What in blue blazes is a polar duplex half-repeater anyway, arranged for dial-up or anything else? That's a perfectly reasonable question; not everyone is privy to the mysteries hidden within the doors of the telegraph repeater or T&R departments. For an answer, let's take a look at what was the golden age of telegraphy, full of the excitement of discovery and innovation. In the latter part of the l9th century, a matter of considerable interest to the high and mighty of the telegraph business was squeezing more traffic through, (hence greater returns on investment in) the existing wire plant, which was by far the most capital-intensive part of the system. The leading "electricians" of the day devoted considerable thought to this problem and from their efforts many elegant and ingenious designs emerged.
As Tom Lockwood writes in his Practical Information for Telephonists, 1882, "The first repeater was the button invented and applied at Auburn, N.Y. Since then Bulkley, Farmer & Woodman, Hicks, Milliken, Bunnell, Gatlin and many others have invented repeaters: and indeed, up to the time when Stearns perfected the duplex, every young operator as soon as he could rush thirty words per minute, conceived it his duty forthwith to invent a repeater. Since that era, the duplex has succeeded it in that department of innovation."
One of the more successful and enduring of these developments was the Bridge Polar Duplex. The duplex, of course, permitted simultaneous transmission in both directions. This led to the situation, so we're told, that required the operator working the sending side to do the receiver's breaking for him or her, thus yielding razzberries to embarassment in a ratio of three to one.
The bridge polar duplex made use of Wheatstone's balanced bridge to permit signalling in both directions combined with reversals of the line current for signal transmission. This polar, or double-current operation as it was called, proved much superior to the single current, open-and-close working of the ordinary Morse wire.
Instead of waiting around for the wire to assume its steady-state condition, putting reverse battery to the line gave it a substantial shove. Since the receiving relays depended on direction of the current through them, rather than magnitude, a system resulted that was very reliable under a wide range of adverse line conditions.
It was soon observed that even after conditions had deteriorated to the point where the bridge polar would no longer work duplex, it still worked quite well in one direction or the other. From this it was only a short step to rearrange things so that the duplex sets could be made to work single. This was done by the application of a set of instruments which constituted half of a single line repeater, the other half being the distant end.
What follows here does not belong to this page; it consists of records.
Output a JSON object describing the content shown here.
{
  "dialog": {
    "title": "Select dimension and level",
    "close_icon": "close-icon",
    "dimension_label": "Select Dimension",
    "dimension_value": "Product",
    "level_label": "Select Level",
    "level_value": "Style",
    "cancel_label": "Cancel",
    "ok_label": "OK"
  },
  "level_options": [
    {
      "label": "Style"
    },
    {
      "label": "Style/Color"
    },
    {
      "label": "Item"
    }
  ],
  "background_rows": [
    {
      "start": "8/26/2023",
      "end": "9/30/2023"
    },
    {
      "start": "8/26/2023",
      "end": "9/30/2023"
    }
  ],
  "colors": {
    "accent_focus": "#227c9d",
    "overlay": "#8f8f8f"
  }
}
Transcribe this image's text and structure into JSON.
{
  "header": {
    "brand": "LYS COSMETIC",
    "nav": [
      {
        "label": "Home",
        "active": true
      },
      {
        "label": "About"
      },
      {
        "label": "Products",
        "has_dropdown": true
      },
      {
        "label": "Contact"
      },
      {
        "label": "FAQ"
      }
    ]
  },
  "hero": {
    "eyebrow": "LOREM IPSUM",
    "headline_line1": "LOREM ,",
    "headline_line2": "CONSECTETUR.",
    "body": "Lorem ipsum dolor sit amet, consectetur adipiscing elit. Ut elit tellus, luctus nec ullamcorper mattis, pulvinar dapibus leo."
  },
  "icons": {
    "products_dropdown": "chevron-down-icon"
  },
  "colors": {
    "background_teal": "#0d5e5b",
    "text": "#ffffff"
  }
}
Hence, half-repeater, or half-set. It is easy to see the derivation of the term "half-duplex" still in use today.
The bridge polar duplex was adopted by AT&T as its standard in the early years of the present century and served as the workhorse of its intercity telegraph network for decades, gradually being phased out in favor of full metallic and voice frequency carrier systems. Athearn-type single line repeaters formed a compliment for interconnection and short haul work. Some of these sets were still around as late as the 1940s.
The photo above was taken on the seventh floor of Philadelphia's Bourse Building in 1920, it shows over 100 duplex sets. The duplex apparatus was mounted on long mahogany tables with the Athearns on shelves above. These sets were so arranged that any kind of line facility or circuit configuration would be accommodated, hence the numerous table switches in evidence.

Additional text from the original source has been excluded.